If you type part of the metric name then Stackdriver will help completing it with type-ahead. Select Resource type: global, Metric: webmetrics/latency, Group By: phase, client. Create another chart for webmetrics/click_count. After creating the dashboard, you should see something like the screenshot below.
Notice that the values for DNS lookup time and TLS connection time are mostly zero. That is an important piece of information in itself. DNS lookup time is zero when the browser uses a cached IP address matching the domain name. The TLS connection time may be zero if the browser already has an established connection with the server or if the protocol used is QUIC. App Engine and other Google services support QUIC, which is a UDP based protocol where data can typically be sent immediately to the client. If you try from a variety of devices and browsers you should get a few non-zero values for DNS lookup and TLS connection time.
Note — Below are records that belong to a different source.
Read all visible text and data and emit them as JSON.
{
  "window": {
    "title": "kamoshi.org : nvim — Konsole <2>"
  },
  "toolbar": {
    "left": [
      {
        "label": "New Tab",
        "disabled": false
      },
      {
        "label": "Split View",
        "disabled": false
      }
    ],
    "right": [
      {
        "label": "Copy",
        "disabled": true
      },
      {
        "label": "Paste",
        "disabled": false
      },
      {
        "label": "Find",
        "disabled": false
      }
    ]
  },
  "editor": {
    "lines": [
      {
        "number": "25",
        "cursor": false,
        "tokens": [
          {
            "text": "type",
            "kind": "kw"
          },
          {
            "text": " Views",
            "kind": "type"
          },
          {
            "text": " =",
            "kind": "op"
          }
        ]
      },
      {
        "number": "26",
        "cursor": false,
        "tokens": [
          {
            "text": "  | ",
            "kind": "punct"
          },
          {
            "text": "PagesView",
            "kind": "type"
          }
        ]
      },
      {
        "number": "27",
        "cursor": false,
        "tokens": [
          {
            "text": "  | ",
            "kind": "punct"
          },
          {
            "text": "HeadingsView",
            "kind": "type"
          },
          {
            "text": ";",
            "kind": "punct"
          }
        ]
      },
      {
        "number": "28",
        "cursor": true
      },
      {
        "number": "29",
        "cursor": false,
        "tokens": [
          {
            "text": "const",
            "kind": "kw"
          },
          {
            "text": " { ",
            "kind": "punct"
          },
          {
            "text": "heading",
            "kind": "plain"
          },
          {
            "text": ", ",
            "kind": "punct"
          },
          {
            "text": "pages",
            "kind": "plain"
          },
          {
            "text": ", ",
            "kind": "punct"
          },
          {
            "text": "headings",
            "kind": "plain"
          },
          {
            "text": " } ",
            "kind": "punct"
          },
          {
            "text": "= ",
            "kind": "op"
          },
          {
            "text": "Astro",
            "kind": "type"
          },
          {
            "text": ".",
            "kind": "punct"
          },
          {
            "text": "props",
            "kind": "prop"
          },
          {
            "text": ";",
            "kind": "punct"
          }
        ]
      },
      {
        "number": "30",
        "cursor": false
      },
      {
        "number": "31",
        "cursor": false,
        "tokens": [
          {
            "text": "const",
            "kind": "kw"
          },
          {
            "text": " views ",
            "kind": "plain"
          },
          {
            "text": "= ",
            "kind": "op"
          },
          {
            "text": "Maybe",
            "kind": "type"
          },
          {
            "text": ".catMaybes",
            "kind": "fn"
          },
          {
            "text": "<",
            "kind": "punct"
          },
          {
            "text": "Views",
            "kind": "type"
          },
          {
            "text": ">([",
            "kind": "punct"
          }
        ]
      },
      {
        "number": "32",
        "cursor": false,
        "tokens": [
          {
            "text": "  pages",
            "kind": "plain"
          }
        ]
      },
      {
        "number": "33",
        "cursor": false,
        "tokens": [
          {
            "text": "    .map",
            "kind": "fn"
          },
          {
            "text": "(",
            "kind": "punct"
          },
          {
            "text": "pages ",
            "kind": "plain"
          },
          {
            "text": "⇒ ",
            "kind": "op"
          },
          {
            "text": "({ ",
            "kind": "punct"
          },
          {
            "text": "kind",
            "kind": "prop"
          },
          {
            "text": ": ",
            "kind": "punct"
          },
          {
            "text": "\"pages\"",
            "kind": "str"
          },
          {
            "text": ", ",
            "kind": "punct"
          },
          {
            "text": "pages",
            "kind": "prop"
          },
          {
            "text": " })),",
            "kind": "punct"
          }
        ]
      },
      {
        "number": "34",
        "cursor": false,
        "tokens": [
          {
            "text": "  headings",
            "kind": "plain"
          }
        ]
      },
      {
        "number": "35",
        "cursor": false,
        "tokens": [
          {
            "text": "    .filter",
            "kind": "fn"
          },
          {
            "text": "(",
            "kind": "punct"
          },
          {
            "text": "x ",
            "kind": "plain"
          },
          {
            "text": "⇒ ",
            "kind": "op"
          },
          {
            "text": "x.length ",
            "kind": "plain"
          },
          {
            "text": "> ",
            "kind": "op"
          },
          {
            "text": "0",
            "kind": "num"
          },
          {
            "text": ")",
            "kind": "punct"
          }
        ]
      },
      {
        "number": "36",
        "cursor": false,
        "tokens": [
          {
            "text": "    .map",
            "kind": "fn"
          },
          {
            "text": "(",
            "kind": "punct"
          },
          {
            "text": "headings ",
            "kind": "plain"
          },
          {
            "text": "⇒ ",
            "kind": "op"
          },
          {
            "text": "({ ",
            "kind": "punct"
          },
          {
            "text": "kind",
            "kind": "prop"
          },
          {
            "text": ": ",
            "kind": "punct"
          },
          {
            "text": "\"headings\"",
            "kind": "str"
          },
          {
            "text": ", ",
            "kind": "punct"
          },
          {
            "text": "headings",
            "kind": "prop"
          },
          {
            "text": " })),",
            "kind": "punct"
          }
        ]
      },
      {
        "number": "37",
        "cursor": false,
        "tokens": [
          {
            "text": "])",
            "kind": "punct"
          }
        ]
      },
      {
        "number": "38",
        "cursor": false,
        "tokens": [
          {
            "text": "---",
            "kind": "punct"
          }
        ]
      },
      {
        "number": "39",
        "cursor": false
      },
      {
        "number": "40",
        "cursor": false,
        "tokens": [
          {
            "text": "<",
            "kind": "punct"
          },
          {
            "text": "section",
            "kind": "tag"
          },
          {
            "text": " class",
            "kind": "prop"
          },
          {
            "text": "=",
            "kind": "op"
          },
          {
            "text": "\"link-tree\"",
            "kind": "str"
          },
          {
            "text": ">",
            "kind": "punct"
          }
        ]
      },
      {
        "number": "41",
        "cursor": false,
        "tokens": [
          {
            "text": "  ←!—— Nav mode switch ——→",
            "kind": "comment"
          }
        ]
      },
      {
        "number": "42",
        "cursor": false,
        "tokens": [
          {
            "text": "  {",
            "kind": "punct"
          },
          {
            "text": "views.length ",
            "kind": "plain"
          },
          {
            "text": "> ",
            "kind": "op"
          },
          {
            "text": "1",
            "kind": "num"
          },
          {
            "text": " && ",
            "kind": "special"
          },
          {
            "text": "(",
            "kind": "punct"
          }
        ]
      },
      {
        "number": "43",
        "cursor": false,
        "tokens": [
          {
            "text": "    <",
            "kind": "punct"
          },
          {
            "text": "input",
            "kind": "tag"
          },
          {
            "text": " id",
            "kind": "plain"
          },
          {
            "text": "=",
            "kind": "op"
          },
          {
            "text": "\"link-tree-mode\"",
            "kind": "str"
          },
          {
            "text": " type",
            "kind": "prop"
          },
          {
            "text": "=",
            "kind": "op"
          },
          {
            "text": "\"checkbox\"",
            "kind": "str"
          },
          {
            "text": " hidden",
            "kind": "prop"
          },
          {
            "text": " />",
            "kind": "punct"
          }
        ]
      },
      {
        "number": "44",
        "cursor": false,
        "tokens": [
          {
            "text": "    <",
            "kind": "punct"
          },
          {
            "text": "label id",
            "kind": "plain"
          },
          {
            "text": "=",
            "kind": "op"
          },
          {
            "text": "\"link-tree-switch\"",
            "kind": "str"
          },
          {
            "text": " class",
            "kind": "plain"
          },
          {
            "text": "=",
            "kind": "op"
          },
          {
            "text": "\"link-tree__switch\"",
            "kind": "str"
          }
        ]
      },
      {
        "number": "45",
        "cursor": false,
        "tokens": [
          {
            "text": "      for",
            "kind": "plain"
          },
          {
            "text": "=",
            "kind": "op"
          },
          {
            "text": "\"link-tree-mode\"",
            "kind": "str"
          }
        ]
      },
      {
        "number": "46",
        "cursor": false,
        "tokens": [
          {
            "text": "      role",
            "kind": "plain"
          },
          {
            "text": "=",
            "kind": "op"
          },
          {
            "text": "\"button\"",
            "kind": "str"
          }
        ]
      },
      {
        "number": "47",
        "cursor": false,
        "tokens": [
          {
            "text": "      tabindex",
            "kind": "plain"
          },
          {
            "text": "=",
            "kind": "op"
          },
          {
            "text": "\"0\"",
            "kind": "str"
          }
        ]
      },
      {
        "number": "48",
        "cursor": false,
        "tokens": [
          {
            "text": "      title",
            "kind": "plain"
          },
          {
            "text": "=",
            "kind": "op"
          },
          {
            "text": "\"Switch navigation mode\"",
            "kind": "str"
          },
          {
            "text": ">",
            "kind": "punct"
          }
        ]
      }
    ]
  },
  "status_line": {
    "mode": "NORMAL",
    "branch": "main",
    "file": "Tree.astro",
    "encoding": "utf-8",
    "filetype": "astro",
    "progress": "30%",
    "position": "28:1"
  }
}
Breaking Down Web Metrics by Category
The example uses OpenCensus Tags to provide contextual information and group related metrics. The latency metrics use a ‘phase’ tag, which represents the different phases of a HTTPS request: DNS lookup, TLS connection establishment, and transfer of the payload. The ‘client’ tag is a placeholder for the kind of client sending the information. For example, a mobile client versus a web client. Alternatively, we could use the browser user agent for the client, which can be retrieved with the Express Request object. For example, replace the line
const valueWeb = "web";
in app.js with
const valueWeb = req.header("User-Agent");
After modifying the code the dashboard looks like the screenshot shown below.
A minor problem that we see now is that there are complex user agent strings for the different browsers. It would be more pleasant to view the different browser types and operating systems in a more simple form. That will not be too difficult to achieve with some string parsing code to extract the different browser types and operating systems.
We might also want to break performance and user engagement metrics down by geography since Internet service levels vary from area to area. Also, this will help to identify the areas of local network disruptions, such as packet loss. App Engine and Google Cloud Load Balancer (GCLB) provide additional HTTP headers that allow you to find the user’s geography in terms of country, region, and city. That information can be added using OpenCensus Tags for grouping in Stackdriver.
Extending to more Complex Web Applications
The example web page is similar to web sites written in plain HTML or server-side frameworks that generate HTML pages like Java Server Pages, Python with Django, or Go HTML templates. One approach for capturing more user metrics in these regular (multi-page) web applications is to use a DOM selector that will return multiple DOM elements.
The example code sends the analytics data back in a HTTP POST using the Fetch API. However, it may be more appropriate to use the Navigator.sendBeacon() API, which is specially intended for sending small amounts of analytics data to the server, instead. This can avoid potential problems in document unloading. Note that sendBeacon is not supported on all browsers yet.
Single page applications (SPAs) using frameworks like AngularJS, React, or Vue.js may need a slightly different approach to due to the dynamic nature of the DOM generated. For SPA’s the single HTML page will only be loaded once. Changing views displayed to users in SPAs are enabled by data transferred to and from the server via XMLHttpRequest (AJAX). In that context the relevant metric that should be recorded is the latency of the XMLHttpRequest calls. XMLHttpRequest latency is also captured in the Resource Timing API, so the same basic approach is still applicable. You may want to flush the data to the server on a regular heartbeat, so that an alert can be triggered as soon as a problem occurs.